A questo si accosta il mio superbo e arrogante giudizio di una mancata passione e chiarezza dell’annuncio cristiano da parte di sacerdoti o responsabili di qualunque tipo. Una pavidità che lascia noi ragazzi da soli in balia di un mondo agguerrito. Tutto questo mi porta ad esprimere sempre con grande irruenza il mio punto di vista, spesso scontrandomi con amici carissimi in discussioni sterili.
Ma il problema di fondo è che non capisco in che modo Gesù sia presente, oggi, nella chiesa come comunità, cioè nei cristiani che mi circondano.
Paradossalmente è molto più semplice credere nella presenza reale dell’Eucaristia. Solo singoli rapporti molto intimi mi fanno intuire la presenza di Gesù, ad esempio quello con la mia ragazza o col nostro padre spirituale. Ed è proprio il nostro padre spirituale a insistere sempre sul fatto che il Cristo senza la Chiesa intesa come compagnia umana è un Cristo ideale senza attinenza con la realtà. Ma di fondo resta sempre una resistenza.
Forse sto mascherando con la teologia questioni personali e generazionali: la fatica del rapporto con l’altro, oggi, è sconfinata e generalizzata ovunque.
Se tu potessi aiutarmi a chiarire questo dubbio te ne sarei molto grato.
Cordialmente,
Michelangelo
Risposta del sacerdote
Caro Michelangelo,
1. le nostre comunità cristiane devono avere come loro centro e come loro punto di irradiazione Gesù Cristo.
Se Gesù non è il centro, ci ritroviamo tra di noi con la nostra pochezza e talvolta anche con la nostra insignificanza.
È in Cristo che abbiamo tante cose da dirci (l’esperienza personale della nostra fede) e tante cose da darci (la comunione, la carità).
2. Mi parli di obbedienza.
Ma prima dell’obbedienza ai nostri capi, che è pur necessaria per avere uniformità nell’azione soprattutto se si vive all’interno di un’associazione o di un movimento, è necessaria l’obbedienza a Cristo.

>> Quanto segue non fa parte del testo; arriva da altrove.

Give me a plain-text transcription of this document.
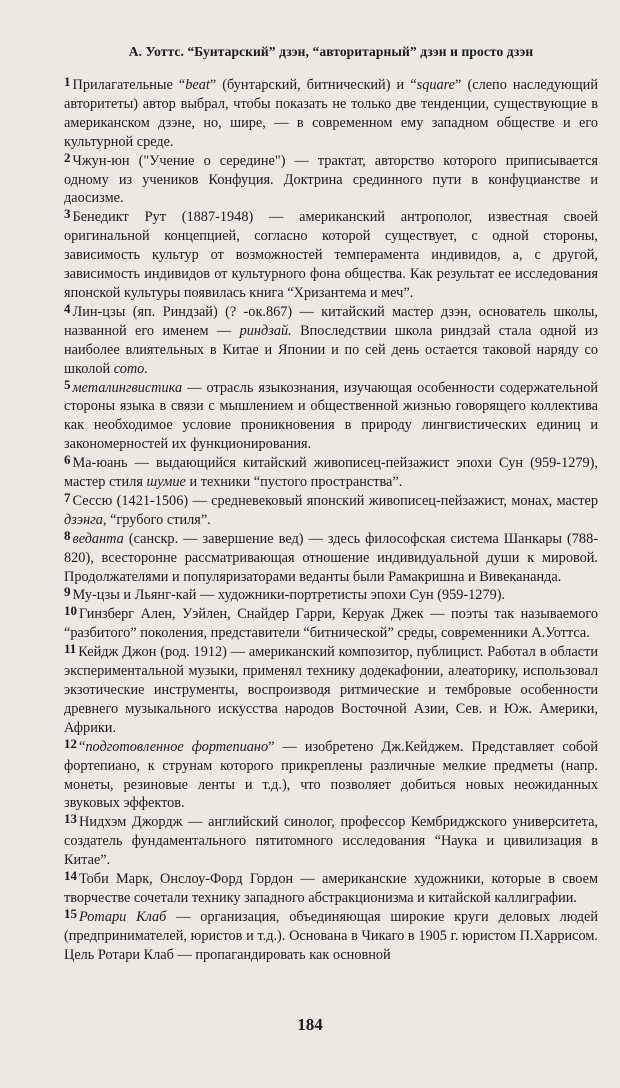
А. Уоттс. “Бунтарский” дзэн, “авторитарный” дзэн и просто дзэн

1 Прилагательные “beat” (бунтарский, битнический) и “square” (слепо наследующий авторитеты) автор выбрал, чтобы показать не только две тенденции, существующие в американском дзэне, но, шире, — в современном ему западном обществе и его культурной среде.

2 Чжун-юн ("Учение о середине") — трактат, авторство которого приписывается одному из учеников Конфуция. Доктрина срединного пути в конфуцианстве и даосизме.

3 Бенедикт Рут (1887-1948) — американский антрополог, известная своей оригинальной концепцией, согласно которой существует, с одной стороны, зависимость культур от возможностей темперамента индивидов, а, с другой, зависимость индивидов от культурного фона общества. Как результат ее исследования японской культуры появилась книга “Хризантема и меч”.

4 Лин-цзы (яп. Риндзай) (? -ок.867) — китайский мастер дзэн, основатель школы, названной его именем — риндзай. Впоследствии школа риндзай стала одной из наиболее влиятельных в Китае и Японии и по сей день остается таковой наряду со школой сото.

5 металингвистика — отрасль языкознания, изучающая особенности содержательной стороны языка в связи с мышлением и общественной жизнью говорящего коллектива как необходимое условие проникновения в природу лингвистических единиц и закономерностей их функционирования.

6 Ма-юань — выдающийся китайский живописец-пейзажист эпохи Сун (959-1279), мастер стиля шумие и техники “пустого пространства”.

7 Сессю (1421-1506) — средневековый японский живописец-пейзажист, монах, мастер дзэнга, “грубого стиля”.

8 веданта (санскр. — завершение вед) — здесь философская система Шанкары (788-820), всесторонне рассматривающая отношение индивидуальной души к мировой. Продолжателями и популяризаторами веданты были Рамакришна и Вивекананда.

9 Му-цзы и Льянг-кай — художники-портретисты эпохи Сун (959-1279).

10 Гинзберг Ален, Уэйлен, Снайдер Гарри, Керуак Джек — поэты так называемого “разбитого” поколения, представители “битнической” среды, современники А.Уоттса.

11 Кейдж Джон (род. 1912) — американский композитор, публицист. Работал в области экспериментальной музыки, применял технику додекафонии, алеаторику, использовал экзотические инструменты, воспроизводя ритмические и тембровые особенности древнего музыкального искусства народов Восточной Азии, Сев. и Юж. Америки, Африки.

12 “подготовленное фортепиано” — изобретено Дж.Кейджем. Представляет собой фортепиано, к струнам которого прикреплены различные мелкие предметы (напр. монеты, резиновые ленты и т.д.), что позволяет добиться новых неожиданных звуковых эффектов.

13 Нидхэм Джордж — английский синолог, профессор Кембриджского университета, создатель фундаментального пятитомного исследования “Наука и цивилизация в Китае”.

14 Тоби Марк, Онслоу-Форд Гордон — американские художники, которые в своем творчестве сочетали технику западного абстракционизма и китайской каллиграфии.

15 Ротари Клаб — организация, объединяющая широкие круги деловых людей (предпринимателей, юристов и т.д.). Основана в Чикаго в 1905 г. юристом П.Харрисом. Цель Ротари Клаб — пропагандировать как основной

184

Quando Abramo è stato chiamato da Dio la prima cosa che ha fatto è stata l’obbedienza. È partito, si è messo in movimento aspettando che cammin facendo Dio gli indicasse quale sarebbe stata la terra promessa.
Ora l’obbedienza che difetta nelle nostre comunità è l’obbedienza a Cristo, alla sua parola. Difetta perché la si ascolta, ma non la si interiorizza e ancor meno la si mette in pratica.
Non intendo generalizzare e dire che tutti fanno così. Ma buona parte sì.
Nei confronti di Cristo siamo spesso come degli ascoltatori immemori, come ricorda San Giacomo: “Accogliete con docilità la Parola che è stata piantata in voi e può portarvi alla salvezza.
Siate di quelli che mettono in pratica la Parola, e non ascoltatori soltanto, illudendo voi stessi; perché, se uno ascolta la Parola e non la mette in pratica, costui somiglia a un uomo che guarda il proprio volto allo specchio: appena si è guardato, se ne va, e subito dimentica come era” (Gc 1,21-24).
Quando la si mette in pratica “si trova la sua felicità nel praticarla” (Gc 1,25).
A questo punto la parola di Dio diventa fuoco nel cuore e comincia a raddrizzare la nostra vita.
Ne viene da sé che questo fuoco divampi e cominci a contagiare anche gli altri.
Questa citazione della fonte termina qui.